Wednesday, May 14, 2008

a feaste



very nice.

lunch under the storks

the ephesus museum was dry and we only toured the gladiator exhibit and its matter of fact statement that, "stadium and circus, in no other circumstances (other than sex) can emotions _soar to such heights." but what about chocolate?

marble sculptures of bulls wearing wreaths that made me think the old civilizations had as little sense of what to do with death as we do. reconstructed skeletons from a gladiator cemetary detailing injuries to elbow, jaw, wrist, and with diagrams showing with red arrows how each one died: one executed by a blade under the back of the skull, one sliced under the shoulder blade, one stuck with a four-point spear through the femur -- terrible way to die, and the walls of the exhibit painted red.

lunch in selcuk under the ruins of an old aquaduct atop which storks return every year to build their nests, big wide swaths of swoop and backbending knees, big black eyes and long beaks.

we followed the aquaduct up to the basilica of saint john, built in selcuk because saint john brought the virgin mary to ephesus after the death of christ. forgot my camera! made me realize i have fallen a little out of practice finding the exact truth of a scene, such as how the walls of the baptistry alone were intact, red brick and red mortar, and the domes of course fallen, but how the foundations and the columns allowed you to feel the math wrapping the cupola up over your head, or how the tourists kept interrupting the muscled black cat intently waiting by little burrows, not moving a muscle, eyes down, or how the walls were made of even mud bricks with a layer of irregular stones at shoulder height and how every now and one of the irregular stones would be a broken piece of sculpture, vines or leaves or fruits, as if they broke up imperfect sculpted pieces to use elsewhere in construction, or how swallows swooped through the standing colums of the basilica tracing through the air like a conductor's expressive left hand under the baton, or how random green and colour choked the cracked terracotta wine jugs, or how the snake plants were so big and meaty they had to be pruned with a scythe, or how astrid kerr drew me through the weeds to see a persimmon(?) tree using just her index finger and saying, "come."

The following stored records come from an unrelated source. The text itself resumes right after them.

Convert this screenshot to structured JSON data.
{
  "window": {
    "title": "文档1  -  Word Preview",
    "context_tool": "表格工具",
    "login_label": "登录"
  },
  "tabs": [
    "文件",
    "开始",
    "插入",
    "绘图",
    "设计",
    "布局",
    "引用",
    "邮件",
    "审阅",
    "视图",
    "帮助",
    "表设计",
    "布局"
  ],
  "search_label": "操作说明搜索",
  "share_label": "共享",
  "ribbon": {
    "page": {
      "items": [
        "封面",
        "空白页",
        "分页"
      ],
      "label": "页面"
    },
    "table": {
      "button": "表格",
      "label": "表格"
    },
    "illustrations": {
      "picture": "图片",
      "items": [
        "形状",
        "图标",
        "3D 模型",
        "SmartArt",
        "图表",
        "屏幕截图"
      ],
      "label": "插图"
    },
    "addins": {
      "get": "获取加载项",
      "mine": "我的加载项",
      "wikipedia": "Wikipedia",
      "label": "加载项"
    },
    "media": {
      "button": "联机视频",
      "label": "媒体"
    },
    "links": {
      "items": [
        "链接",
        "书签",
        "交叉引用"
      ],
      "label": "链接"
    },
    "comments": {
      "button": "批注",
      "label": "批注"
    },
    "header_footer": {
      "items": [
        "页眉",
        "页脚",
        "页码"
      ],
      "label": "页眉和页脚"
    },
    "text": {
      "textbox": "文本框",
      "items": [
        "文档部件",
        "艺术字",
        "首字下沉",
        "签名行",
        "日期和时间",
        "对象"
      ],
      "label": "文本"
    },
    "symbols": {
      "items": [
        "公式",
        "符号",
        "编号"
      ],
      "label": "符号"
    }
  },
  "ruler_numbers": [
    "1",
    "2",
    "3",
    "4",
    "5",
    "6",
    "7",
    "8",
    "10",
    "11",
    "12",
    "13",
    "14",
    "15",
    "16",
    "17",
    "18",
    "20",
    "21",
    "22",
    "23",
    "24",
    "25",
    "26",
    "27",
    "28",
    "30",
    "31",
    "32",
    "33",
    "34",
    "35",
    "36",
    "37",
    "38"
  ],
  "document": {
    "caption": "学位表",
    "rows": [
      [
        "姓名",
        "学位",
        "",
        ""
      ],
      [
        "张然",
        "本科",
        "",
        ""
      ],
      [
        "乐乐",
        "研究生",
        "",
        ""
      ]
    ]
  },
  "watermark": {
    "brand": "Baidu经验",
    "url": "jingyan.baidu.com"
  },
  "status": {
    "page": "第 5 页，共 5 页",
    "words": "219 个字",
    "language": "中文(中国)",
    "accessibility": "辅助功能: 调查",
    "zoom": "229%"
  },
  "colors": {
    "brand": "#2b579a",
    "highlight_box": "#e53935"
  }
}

then walking back down as a stork flew up the hill high overhead, nest branches in its mouth, back down to ephesus for pickup.

Tuesday, May 13, 2008

loving my inner photographer (3) : the church of the virgin mary

just removed from the main ruins at ephesus is the church of the virgin mary, where purple bell flowers grow out from the bricks in the walls and where a digger tried to sell us some fake antique coins. now that the ceiling is gone, rainwater collects in the baptismal font.